My jaw tightened even more. I wouldn’t leave. I wouldn’t let some selfish couple run me out. I had just as much right to be there as anyone. I would sit here in front of all these other people and make them uncomfortable, because they should be uncomfortable when they see someone in the church acting like that and they don’t speak up.

The man walked out, bragging about how he’d told the priest off because they’d had to wait for so long, and the woman went into the confessional.

When she came out, a woman behind me whispered, “You can go.”

I turned around. She and I were the only people left. Everyone else had stood up and walked out while that couple had been in the confessional.

“Are you sure?” I asked. I’d been waiting for three hours at that point.

She gave me an apologetic smile and nodded.

The priest wound up being nice, especially when I absolutely lost it, started sobbing, and completely embarrassed myself. I couldn’t get actual words out for a while, and it drove me crazy because I rarely lose control of my emotions like that. (Yes, I did regain the ability to speak.)

I’ve always seen crying as a sign of weakness, and I never want people to think I’m weak. When you’re weak, you’re vulnerable. I absolutely did not want to be vulnerable in the church.

At our last RCIA meeting, we’d gone around the room expressing how we were feeling about joining the church at Easter. Everyone said they were excited and happy. I said, “I’m terrified.”

I felt like I was doing what I was meant to be doing, but I also knew joining the church would make me vulnerable.

It all caught up to me in the confessional. I’d been white-knuckling it for almost three hours while waiting to enter the small room, trying to choke down panic attacks. I’d been white-knuckling it for years.

I didn’t trust people in the church. I didn’t trust God. I trusted myself and my strength. I’d kept myself alive. I’d kept myself safe, mostly by running away from danger.

Walking into the church meant trusting God, and that really was terrifying. God won’t always keep me safe. God won’t protect me from all the cruel people sitting in the pews. I had to trust I was where I was supposed to be, knowing the danger.

Putting myself into that situation sounds a little like self-loathing. It’s not. I wouldn’t have steered clear of Christians for so long if I didn’t love myself. I’m not interested in being a martyr, in any form, and especially not a martyr to predators and bullies.

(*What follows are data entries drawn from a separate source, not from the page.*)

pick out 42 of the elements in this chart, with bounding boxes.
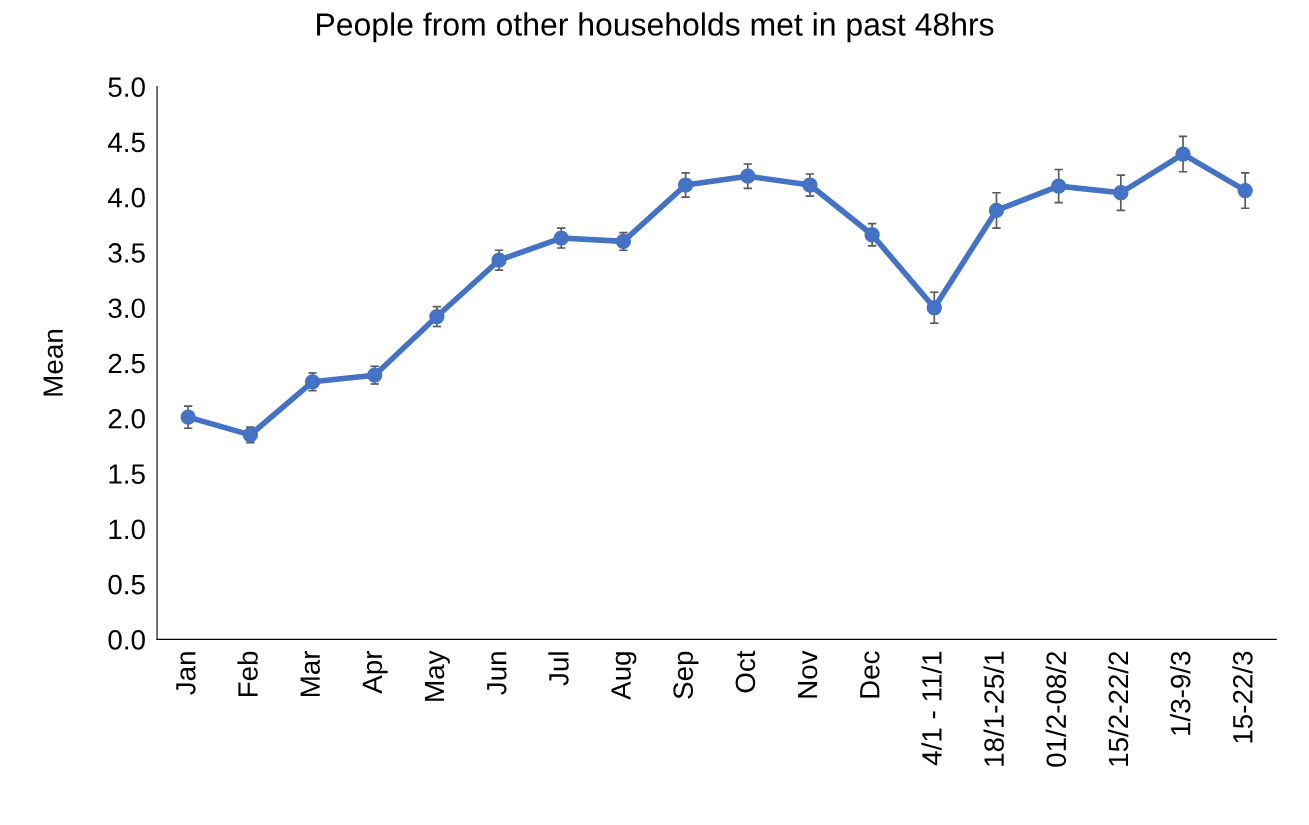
point xyxy=(802,177,818,193)
x-tick-label: 01/2-08/2 xyxy=(1045,651,1067,767)
point xyxy=(864,227,880,243)
point xyxy=(1237,182,1253,199)
x-tick-label: 1/3-9/3 xyxy=(1170,651,1191,735)
point xyxy=(1051,178,1067,194)
point xyxy=(180,409,196,425)
y-tick-label: 0.0 xyxy=(108,630,145,650)
x-tick-label: 15/2-22/2 xyxy=(1107,651,1129,766)
y-tick-label: 1.0 xyxy=(109,519,145,540)
x-tick-label: Dec xyxy=(860,651,880,698)
point xyxy=(677,177,694,193)
y-tick-label: 2.0 xyxy=(108,408,145,429)
y-tick-label: 3.5 xyxy=(108,243,145,263)
x-tick-label: 15-22/3 xyxy=(1232,651,1253,743)
y-tick-label: 1.5 xyxy=(109,464,145,484)
x-tick-label: Mar xyxy=(300,650,320,697)
x-tick-label: Jan xyxy=(176,652,196,695)
x-tick-label: Nov xyxy=(798,650,818,698)
point xyxy=(926,300,942,316)
y-tick-label: 3.0 xyxy=(108,298,145,319)
y-tick-label: 5.0 xyxy=(108,77,145,97)
x-tick-label: Jun xyxy=(487,652,507,695)
point xyxy=(1113,185,1129,201)
y-axis-title: Mean xyxy=(43,330,63,396)
x-tick-label: Apr xyxy=(362,650,388,694)
x-tick-label: Feb xyxy=(237,651,258,697)
x-tick-label: Sep xyxy=(673,651,699,699)
y-tick-label: 4.0 xyxy=(108,187,145,208)
y-tick-label: 2.5 xyxy=(108,353,145,374)
y-tick-label: 0.5 xyxy=(108,574,145,595)
chart-title: People from other households met in past 48hrs xyxy=(317,12,994,43)
x-tick-label: May xyxy=(424,650,450,701)
y-tick-label: 4.5 xyxy=(108,132,145,153)
point xyxy=(1175,146,1191,162)
point xyxy=(988,202,1005,219)
x-tick-label: 18/1-25/1 xyxy=(983,651,1004,766)
x-tick-label: Oct xyxy=(735,650,756,693)
x-tick-label: 4/1 - 11/1 xyxy=(921,651,942,766)
x-tick-label: Jul xyxy=(548,652,569,686)
x-tick-label: Aug xyxy=(611,652,637,700)
point xyxy=(740,168,756,184)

I think there’s space for me in the church, somewhere between being a martyr and being completely closed off. It’s hard to be vulnerable, but that’s really the only way we can approach Jesus. We come to him sobbing and weak because we’ve tried so hard to be strong enough, but we just aren’t.

I’m just not.

I don’t have a pretty conversion story. I can’t talk about feeling a sense of peace or being content. I don’t feel satisfied with myself for being smart enough to find The Truth, so now I can kick my feet up and relax into my rightness.

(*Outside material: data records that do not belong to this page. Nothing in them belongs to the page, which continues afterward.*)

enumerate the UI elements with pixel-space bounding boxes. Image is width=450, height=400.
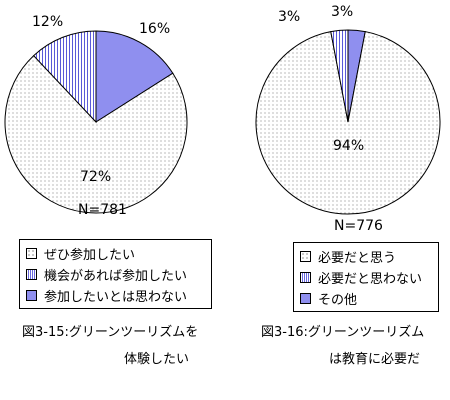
- legend-swatch-blue: [26, 290, 37, 301]
- legend-swatch-dots: [300, 251, 311, 262]
- legend-swatch-stripe: [300, 272, 311, 283]
- legend-2: 必要だと思う 必要だと思わない その他: [293, 242, 439, 312]
- legend-1-item: ぜひ参加したい: [26, 243, 205, 264]
- legend-swatch-stripe: [26, 269, 37, 280]
- legend-swatch-dots: [26, 248, 37, 259]
- pie-chart-2: [255, 29, 441, 215]
- legend-swatch-blue: [300, 293, 311, 304]
- legend-1: ぜひ参加したい 機会があれば参加したい 参加したいとは思わない: [19, 239, 212, 309]
- pie2-label-94: 94%: [333, 138, 365, 154]
- pie2-slice-2: [330, 29, 349, 123]
- pie1-slice-1: [4, 54, 188, 214]
- legend-1-item: 機会があれば参加したい: [26, 264, 205, 285]
- caption-1-line-2: 体験したい: [124, 352, 190, 367]
- pie1-label-12: 12%: [32, 14, 64, 30]
- legend-2-label-2: 必要だと思わない: [318, 272, 423, 287]
- pie1-slice-3: [95, 30, 174, 123]
- legend-1-label-2: 機会があれば参加したい: [44, 269, 188, 284]
- legend-2-label-3: その他: [318, 293, 358, 308]
- legend-2-label-1: 必要だと思う: [318, 251, 397, 266]
- pie2-slice-1: [255, 31, 441, 215]
- legend-1-item: 参加したいとは思わない: [26, 285, 205, 306]
- legend-2-item: その他: [300, 288, 432, 309]
- pie1-label-16: 16%: [139, 21, 171, 37]
- legend-2-item: 必要だと思わない: [300, 267, 432, 288]
- legend-1-label-3: 参加したいとは思わない: [44, 290, 188, 305]
- legend-2-item: 必要だと思う: [300, 246, 432, 267]
- pie2-label-3b: 3%: [331, 4, 354, 20]
- pie1-n-label: N=781: [78, 202, 127, 218]
- caption-2-line-1: 図3-16:グリーンツーリズム: [261, 325, 425, 340]
- pie2-label-3a: 3%: [278, 9, 301, 25]
- pie1-slice-2: [32, 30, 97, 124]
- caption-1-line-1: 図3-15:グリーンツーリズムを: [22, 325, 199, 340]
- pie1-label-72: 72%: [80, 169, 112, 185]
- pie2-n-label: N=776: [334, 218, 383, 234]
- legend-1-label-1: ぜひ参加したい: [44, 248, 136, 263]
- pie-chart-1: [4, 30, 188, 214]
- caption-2-line-2: は教育に必要だ: [329, 352, 421, 367]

I feel like I’m in very real danger here. I have a hard road, so I’m trudging down it slowly and carefully. I also know I’m not alone on that road. I don’t have to be strong enough on my own. God is with me, and he’s not thrilled with those predators, bullies, and enablers either. Sometimes God-with-me appears in the body of an ordinary person expressing kindness in the face of cruelty.

I’d love to tell everyone the church is safe, but it’s not. There are some people here who rejoice in evil. There are wolves here, and an awful lot of sheep who just keep their heads down and let the wolves eat the most vulnerable members of the flock because at least they aren’t being eaten.

I’m here for Christ. And maybe I’m here to be Christ for people who aren’t sure they’re strong enough to survive the church because they can’t always find him in the pews.